En 1707, les Piémontais et les Autrichiens déferlent sur la Provence. Monaco reste alliée à la France. Le 4 janvier 1708, l’armée française du duc de Berwick bombarde Nice, en utilisant poudre et boulets provenant de Monaco. Inquiet pour la sécurité de la Principauté, Antoine Ier fait édifier le fort qui porte son nom, le Fort Antoine. Il aménage également un casernement pourvu d’une citerne.
Il dote le palais de souterrains, ainsi que d’une porte monumentale d’accès à la place. Mais Antoine 1er n’est pas uniquement un homme de guerre. Depuis sa jeunesse, il vit dans les arts et pour les arts. Les loisirs culturels sont importants pour lui. Il fait construire le Palais Carnolès à Menton pour pouvoir s’y retirer et s’adonner à la musique (lire notre encadré).
La situation est grave
Toutes ces constructions sont onéreuses. Or, en ces périodes internationales troublées les rentrées d’argent sont réduites. Une importante source de revenu rapporte moins que prévu : la taxation du droit de la mer, instaurée par Louis Ier, concernant les bateaux passant par les eaux monégasques. Certains hivers, celui de 1709 en particulier, sont mauvais pour les arbres fruitiers, principale ressource de Monaco. Antoine est donc obligé de recourir à l’emprunt.

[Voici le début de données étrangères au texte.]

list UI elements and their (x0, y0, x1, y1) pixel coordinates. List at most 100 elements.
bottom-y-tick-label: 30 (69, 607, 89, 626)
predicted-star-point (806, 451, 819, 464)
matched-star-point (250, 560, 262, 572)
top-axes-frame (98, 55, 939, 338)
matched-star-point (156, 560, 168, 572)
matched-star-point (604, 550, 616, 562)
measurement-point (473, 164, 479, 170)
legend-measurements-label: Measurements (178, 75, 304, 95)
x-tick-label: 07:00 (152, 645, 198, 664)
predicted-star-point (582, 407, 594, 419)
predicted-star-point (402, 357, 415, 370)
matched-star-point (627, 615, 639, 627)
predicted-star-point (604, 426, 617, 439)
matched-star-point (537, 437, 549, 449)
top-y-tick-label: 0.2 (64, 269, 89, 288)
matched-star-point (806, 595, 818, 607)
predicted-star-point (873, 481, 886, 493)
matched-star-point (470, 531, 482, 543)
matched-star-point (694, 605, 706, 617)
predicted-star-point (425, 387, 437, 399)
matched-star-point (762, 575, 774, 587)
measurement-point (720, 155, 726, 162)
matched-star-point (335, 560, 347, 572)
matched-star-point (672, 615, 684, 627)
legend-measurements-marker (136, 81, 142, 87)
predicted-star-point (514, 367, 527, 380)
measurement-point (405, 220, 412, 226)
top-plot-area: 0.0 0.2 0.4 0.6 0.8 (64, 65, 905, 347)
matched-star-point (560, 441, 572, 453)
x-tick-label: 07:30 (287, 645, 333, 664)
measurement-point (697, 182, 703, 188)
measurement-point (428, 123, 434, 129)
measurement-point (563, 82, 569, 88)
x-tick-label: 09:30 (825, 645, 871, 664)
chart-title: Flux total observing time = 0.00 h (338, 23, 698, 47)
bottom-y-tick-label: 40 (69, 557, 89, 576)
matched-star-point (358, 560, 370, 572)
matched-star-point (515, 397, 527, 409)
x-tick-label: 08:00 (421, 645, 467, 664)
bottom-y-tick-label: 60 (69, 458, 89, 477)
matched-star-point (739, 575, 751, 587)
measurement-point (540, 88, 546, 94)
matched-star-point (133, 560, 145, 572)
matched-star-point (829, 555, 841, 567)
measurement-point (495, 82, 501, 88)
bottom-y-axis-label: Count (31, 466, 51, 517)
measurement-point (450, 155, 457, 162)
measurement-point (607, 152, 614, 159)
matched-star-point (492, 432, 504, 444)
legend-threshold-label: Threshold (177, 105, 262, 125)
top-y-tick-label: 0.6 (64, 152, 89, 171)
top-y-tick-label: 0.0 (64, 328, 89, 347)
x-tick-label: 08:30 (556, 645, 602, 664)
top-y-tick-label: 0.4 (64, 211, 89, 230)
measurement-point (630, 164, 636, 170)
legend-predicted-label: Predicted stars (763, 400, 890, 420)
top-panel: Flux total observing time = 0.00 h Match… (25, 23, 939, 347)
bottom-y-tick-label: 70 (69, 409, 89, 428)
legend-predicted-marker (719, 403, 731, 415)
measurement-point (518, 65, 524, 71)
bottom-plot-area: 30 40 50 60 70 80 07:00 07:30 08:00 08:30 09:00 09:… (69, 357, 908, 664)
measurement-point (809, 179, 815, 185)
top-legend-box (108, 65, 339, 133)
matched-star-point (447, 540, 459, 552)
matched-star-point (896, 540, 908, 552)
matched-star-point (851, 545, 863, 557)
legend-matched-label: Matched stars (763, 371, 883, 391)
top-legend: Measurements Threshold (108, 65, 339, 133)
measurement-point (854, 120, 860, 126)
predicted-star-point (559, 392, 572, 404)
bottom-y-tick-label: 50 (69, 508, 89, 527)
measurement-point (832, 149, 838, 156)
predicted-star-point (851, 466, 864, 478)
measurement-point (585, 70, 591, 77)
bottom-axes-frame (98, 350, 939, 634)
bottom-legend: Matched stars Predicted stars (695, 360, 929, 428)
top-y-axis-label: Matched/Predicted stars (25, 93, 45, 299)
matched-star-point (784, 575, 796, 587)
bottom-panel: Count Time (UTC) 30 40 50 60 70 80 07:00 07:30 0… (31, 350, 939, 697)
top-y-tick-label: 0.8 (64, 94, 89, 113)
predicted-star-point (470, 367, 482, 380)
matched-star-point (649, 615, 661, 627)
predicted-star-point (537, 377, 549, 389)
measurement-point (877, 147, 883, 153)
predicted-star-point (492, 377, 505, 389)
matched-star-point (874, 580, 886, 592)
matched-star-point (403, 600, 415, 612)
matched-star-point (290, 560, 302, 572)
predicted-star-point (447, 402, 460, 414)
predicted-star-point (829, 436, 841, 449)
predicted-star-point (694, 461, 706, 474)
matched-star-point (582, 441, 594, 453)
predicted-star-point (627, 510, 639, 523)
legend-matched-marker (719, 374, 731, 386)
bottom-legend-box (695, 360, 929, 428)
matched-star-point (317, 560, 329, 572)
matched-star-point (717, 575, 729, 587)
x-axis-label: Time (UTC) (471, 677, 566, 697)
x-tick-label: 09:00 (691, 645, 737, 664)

La situation est si grave qu’il doit faire fondre à la Monnaie d’Aix en Provence les plus belles pièces de son argenterie. Il met également en gage les diamants et les bijoux de son épouse. Lors des réceptions, Marie de Lorraine portera des bijoux factices.
Incertitude sur la succession
Une autre question inquiétait Antoine 1er : qui lui succéderait ? Il n’avait que des filles, et deux fils « naturels », Antoine, d’une mère danseuse, et Grégoire, de mère d’origine brésilienne. Un accord fut passé avec le roi de France Louis XIV, qui demeurait le « protecteur » de la Principauté, pour que la fille d’Antoine 1er, Louise Hippolyte, lui succède. L’accord prévoyait que son mari devrait adopter le nom des Grimaldi. Ce mari fut Jacques de Matignon. Nous avons déjà eu l’occasion d’évoquer dans ces colonnes cet épisode de l’histoire monégasque.
Lorsqu’en 1731 Louise-Hippolyte monta sur le trône monégasque à la mort de son père, elle entreprit de gérer la Principauté avec rigueur. Mais elle mourut au bout de onze mois, emportée par la variole à l’âge de 34 ans.
L’un des « fils naturels » d’Antoine 1er, Antoine Grimaldi, assura alors la régence de la Principauté, le fils de Louise-Hippolyte étant mineur et son père Jacques ayant renoncé au pouvoir. Antoine Grimaldi s’avéra bon gestionnaire. La Principauté pouvait enfin repartir vers un avenir meilleur.